2015 national teacher on what she's learned about U.S. education after visiting 30 states in one year
Posted April 27, 2016
A year ago this week, Shanna Peeples was named National Teacher of the Year from among 51 state Teachers of the Year, each selected from hundreds of applications in their states. Peeples spent the last year traveling the U.S. and the world, speaking with teachers and students about education. As her tenure comes to an end, we spoke with her about what she learned. This interview has been edited for clarity and length.
As you traveled this past year, what is the one thing that stands out most in your mind?
Everywhere I went I heard concerns about the overwhelming distraction technology has become for students, and that tension between the wonders it can present to us and the consequences of the distractions. I think that is a universal issue that all teachers are going to have to work together to collectively solve.
You were touring the country at a fascinating moment, involving not just the pushback on testing but also the implementation of the Common Core in most states. What kind of feedback have you gotten on the Common Core?
The Common Core is a story of branding gone wrong. But when you look at it, it’s just a set of standards for literacy and math. All it is is what we think kids ought to know and be able to do. The brand itself became toxic and then became very political. Texas enshrined it into law that they won’t have anything to do with Common Core. They don’t even want you saying it. The Texas standards have a 95 percent overlap with Common Core standards. So it’s ludicrous to get into these fights.
Why so much hostility?
Where it became negative was in places where it blended into the testing that flowed out from these standards. In some places, like Kentucky, the leap was so great that it was really too much in one or two years to suddenly be teaching high-level texts in third or fourth grade. It’s not that the kids couldn’t do it. But it was so much more difficult for teachers to teach, and it took longer to teach these deeper concepts.

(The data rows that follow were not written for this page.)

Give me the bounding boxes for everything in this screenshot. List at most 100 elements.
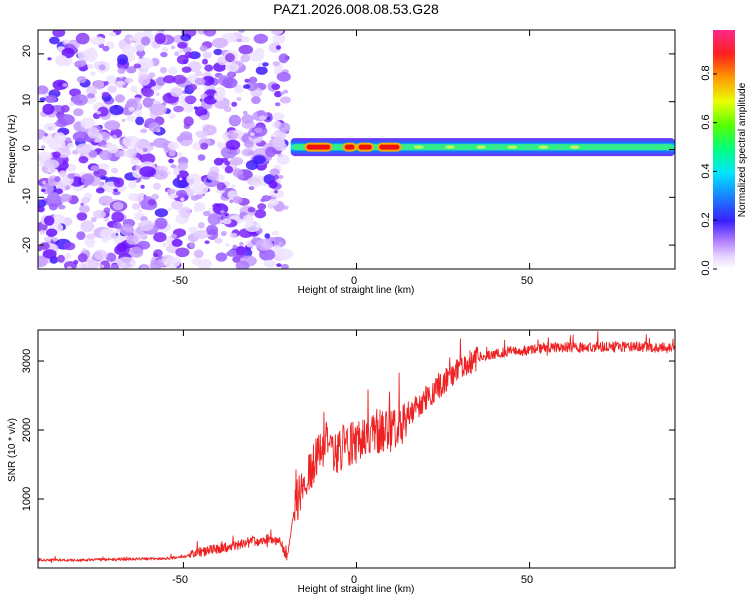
noise-blob [54, 176, 61, 183]
ridge-hot-segment [306, 144, 331, 150]
noise-blob [276, 72, 291, 82]
snr-ytick-label-1: 2000 [21, 418, 33, 442]
colorbar-label: Normalized spectral amplitude [737, 82, 748, 217]
noise-blob [100, 181, 105, 185]
noise-blob [188, 226, 198, 234]
noise-blob [122, 84, 127, 88]
noise-blob [232, 244, 238, 250]
noise-blob [90, 36, 105, 46]
noise-blob [200, 114, 209, 121]
noise-blob [110, 167, 119, 174]
noise-blob [126, 66, 137, 74]
noise-blob [131, 203, 141, 210]
noise-blob [148, 72, 156, 78]
noise-blob [181, 66, 192, 73]
noise-blob [63, 242, 76, 251]
noise-blob [202, 75, 215, 86]
noise-blob [176, 54, 189, 65]
noise-blob [39, 229, 46, 235]
noise-blob [137, 240, 151, 250]
noise-blob [195, 106, 208, 117]
noise-blob [117, 67, 126, 74]
ridge-hot-segment [358, 144, 372, 150]
colorbar-tick-label-2: 0.4 [700, 163, 712, 178]
noise-blob [109, 104, 124, 116]
noise-blob [257, 203, 267, 211]
noise-blob [279, 96, 291, 104]
noise-blob [242, 110, 248, 115]
noise-blob [109, 264, 120, 269]
noise-blob [115, 94, 125, 103]
noise-blob [248, 186, 255, 191]
noise-blob [235, 246, 247, 256]
noise-blob [103, 207, 111, 214]
noise-blob [80, 220, 95, 233]
noise-blob [241, 114, 254, 124]
noise-blob [168, 158, 175, 164]
noise-blob [86, 233, 96, 241]
noise-blob [230, 132, 239, 138]
noise-blob [75, 32, 90, 45]
noise-blob [103, 81, 109, 86]
noise-blob [73, 108, 84, 117]
noise-blob [243, 84, 251, 89]
noise-blob [219, 210, 225, 214]
noise-blob [112, 222, 122, 229]
noise-blob [225, 53, 235, 63]
noise-blob [149, 103, 167, 116]
noise-blob [279, 122, 291, 133]
noise-blob [225, 62, 240, 73]
noise-blob [231, 101, 238, 107]
snr-panel: -50 0 50 1000 2000 3000 Height of straig… [7, 329, 676, 595]
noise-blob [273, 174, 279, 180]
ridge-speck [413, 145, 424, 149]
noise-blob [235, 260, 250, 269]
noise-blob [140, 128, 148, 134]
noise-blob [221, 230, 227, 237]
noise-blob [170, 45, 176, 50]
noise-blob [213, 91, 225, 102]
noise-blob [177, 42, 188, 49]
noise-blob [193, 231, 202, 239]
noise-blob [239, 242, 244, 246]
noise-blob [244, 220, 261, 232]
noise-blob [211, 37, 228, 49]
noise-blob [163, 75, 176, 84]
noise-blob [80, 202, 85, 206]
noise-blob [238, 30, 245, 33]
noise-blob [222, 77, 238, 89]
noise-blob [65, 185, 70, 190]
noise-blob [194, 77, 206, 86]
noise-blob [142, 147, 148, 152]
noise-blob [270, 30, 284, 35]
noise-blob [134, 109, 143, 117]
noise-blob [140, 36, 151, 46]
spectrogram-axis-ticks [38, 30, 675, 269]
noise-blob [95, 187, 105, 194]
noise-blob [93, 79, 105, 90]
snr-xtick-label-0: -50 [172, 574, 188, 586]
noise-blob [79, 60, 87, 67]
noise-blob [193, 249, 204, 259]
noise-blob [274, 190, 278, 194]
noise-blob [60, 193, 72, 202]
noise-blob [47, 192, 61, 204]
noise-blob [170, 87, 184, 97]
noise-blob [245, 160, 259, 171]
noise-blob [247, 207, 256, 213]
noise-blob [129, 261, 135, 266]
noise-blob [78, 205, 91, 213]
noise-blob [80, 117, 96, 129]
noise-blob [272, 61, 280, 67]
noise-blob [188, 83, 198, 91]
noise-blob [133, 179, 137, 183]
noise-blob [137, 57, 154, 70]
noise-blob [232, 196, 243, 204]
noise-blob [176, 189, 187, 198]
noise-blob [173, 105, 184, 113]
noise-blob [59, 170, 67, 178]
noise-blob [236, 97, 242, 101]
noise-blob [100, 264, 105, 268]
noise-blob [42, 180, 46, 185]
noise-blob [130, 85, 138, 93]
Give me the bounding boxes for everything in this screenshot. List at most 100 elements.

Is anyone happy with the Common Core?
There are places that really love it, and it has really helped them. One of those is Mississippi, which you wouldn’t have thought about as embracing Common Core. But Mississippi is struggling with so many different kinds of issues. It really needed the boost that came from aligning their standards with states like Massachusetts.
Have you seen the politics on testing shift in the past year?

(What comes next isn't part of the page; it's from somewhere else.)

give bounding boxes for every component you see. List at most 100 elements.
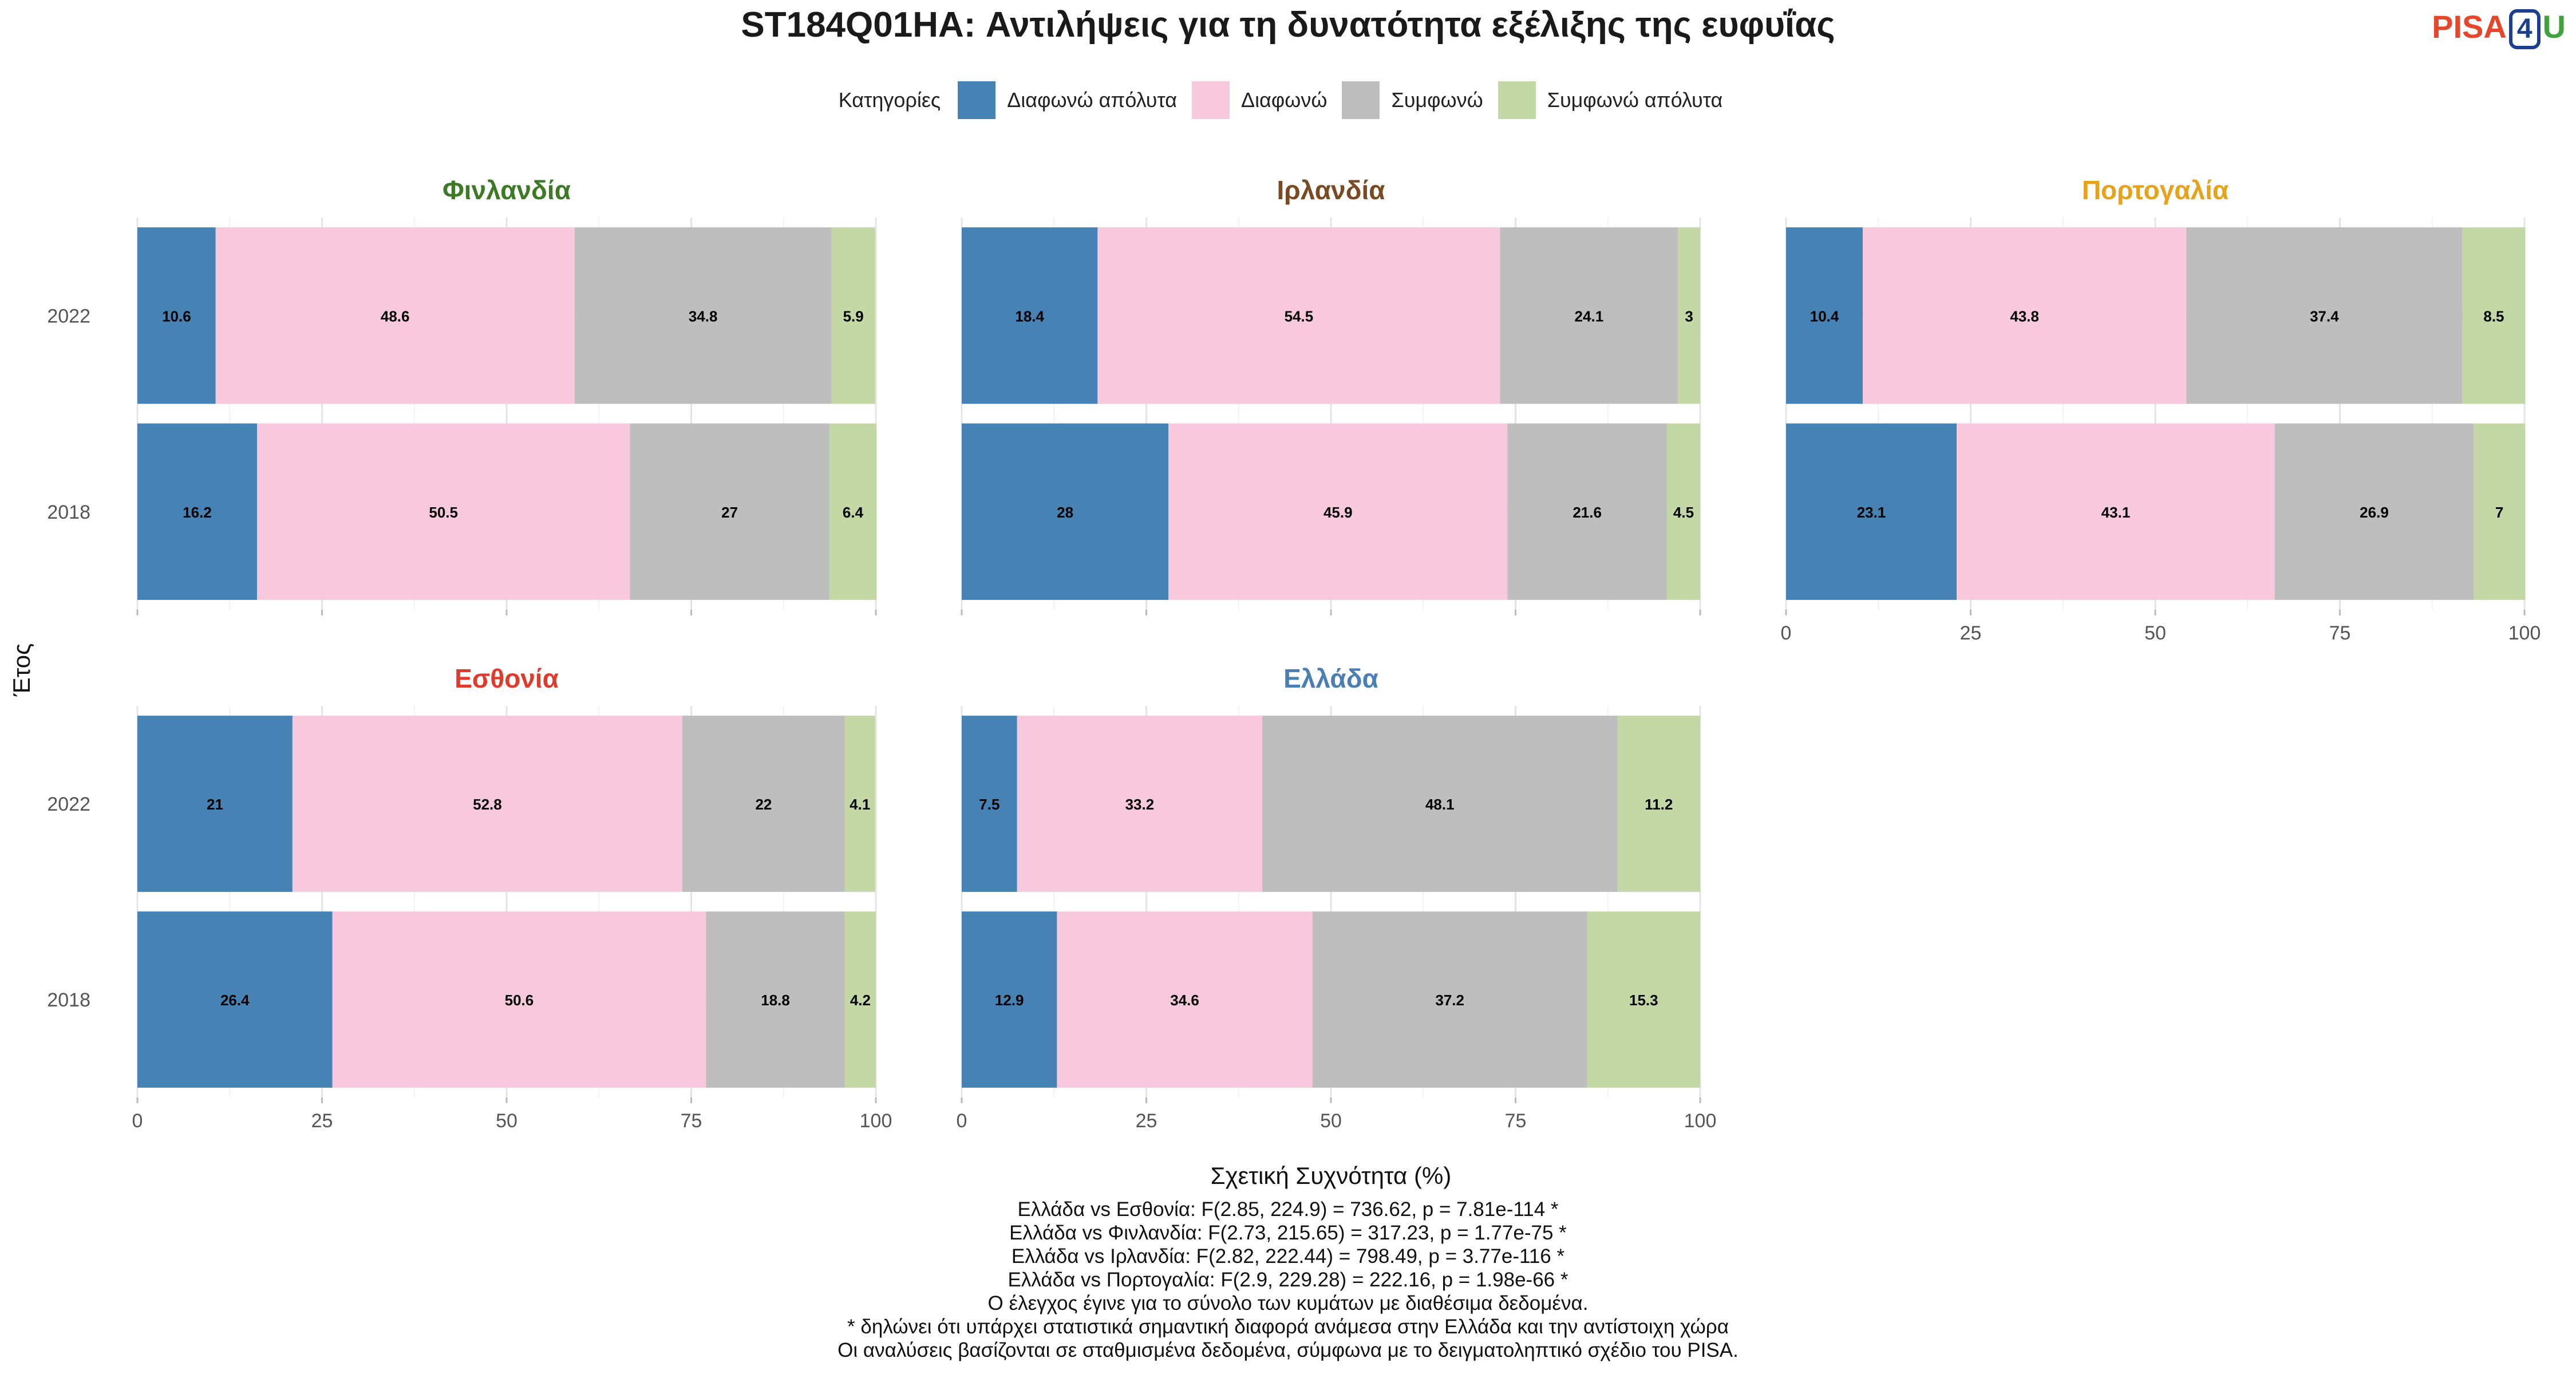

Yes. In New York and New Jersey, for instance, you have seen a massive uprising of parents against testing. I do think we’ve reached a tipping point, a reaction against an overreach. I think there is widespread understanding that we have reached a point of diminishing returns (with testing).
How are the testing conflicts affecting teaching on the ground?
I saw demoralized teachers throughout the country, thanks to the bludgeoning of standardized tests to students and teachers, which has taken a creative and human enterprise and attempted to dehumanize it by making it into some sort of factory model.
So teachers feel like they are being asked to churn out chicken nuggets?
My visit to China really brought home the irony of this. China is pushing in the opposite direction from our regimentation. They want to be like us, as far as progressive education, creativity and entrepreneurship. But at the same time, we’re trying to be like China, pushing toward the system that they are abandoning, this rote memorization, standardized testing and standardized thinking.
Were there any places you visited where you felt that teacher morale was unusually high?
New Hampshire. Something very different is going on there. When I walked in there, I didn’t realize that the (state) commissioner of education was the commissioner. I just assumed she was a teacher, because she showed up to these meetings with such a complete lack of arrogance. Everywhere I went in New Hampshire I couldn’t tell who the boss was, in any meeting. Everyone was so engaged in the work, and that included the students. The way that they shared the room with the students was amazing.
Where was teacher morale the worst?
Morale was especially low in places like Kansas, where the state government has done its best to make sure the teachers get the message that they are beneath highway workers in the way that they are viewed and certainly in their pay. Those teachers are being actively recruited by neighboring states. That is also true in Oklahoma and parts of Indiana.
Is there a teacher shortage out there?
There is, and what’s really scary is a continuing drop in enrollment in teacher preparation programs, especially in New York, California and Texas. And that is a big deal because those three states are the main pipeline for teachers around the country. When I’ve talked to students and asked them why they are choosing other majors, they say they are getting the message that going into teaching means you check your creativity at the door and check your intelligence at the door, and you are signing up to just being bossed. Then they look at teacher pay, and given the amount of debt many of them have to take on, it makes more sense for them to do something like accounting, which asks for the same type of degree and licensing that teaching does, but pays quite a bit more.
What have you learned that you didn’t expect?
That’s a great question, one I’ve been reflecting on quite a bit. It sounds like a cliché or a truism, but when you see it for real, you come to see it as a foundational principle, or a bedrock. I've learned that people who choose this work, no matter their culture or language, are the same type of person, all over the world. And that is true whether they are teaching in an overcrowded school in China, or in a high poverty school in rural Kentucky, or behind a wall in Gaza, with rocket holes in your ceiling. They are people who don’t believe in words like “hope” as an abstraction. They see hope as a concrete action that they live every day.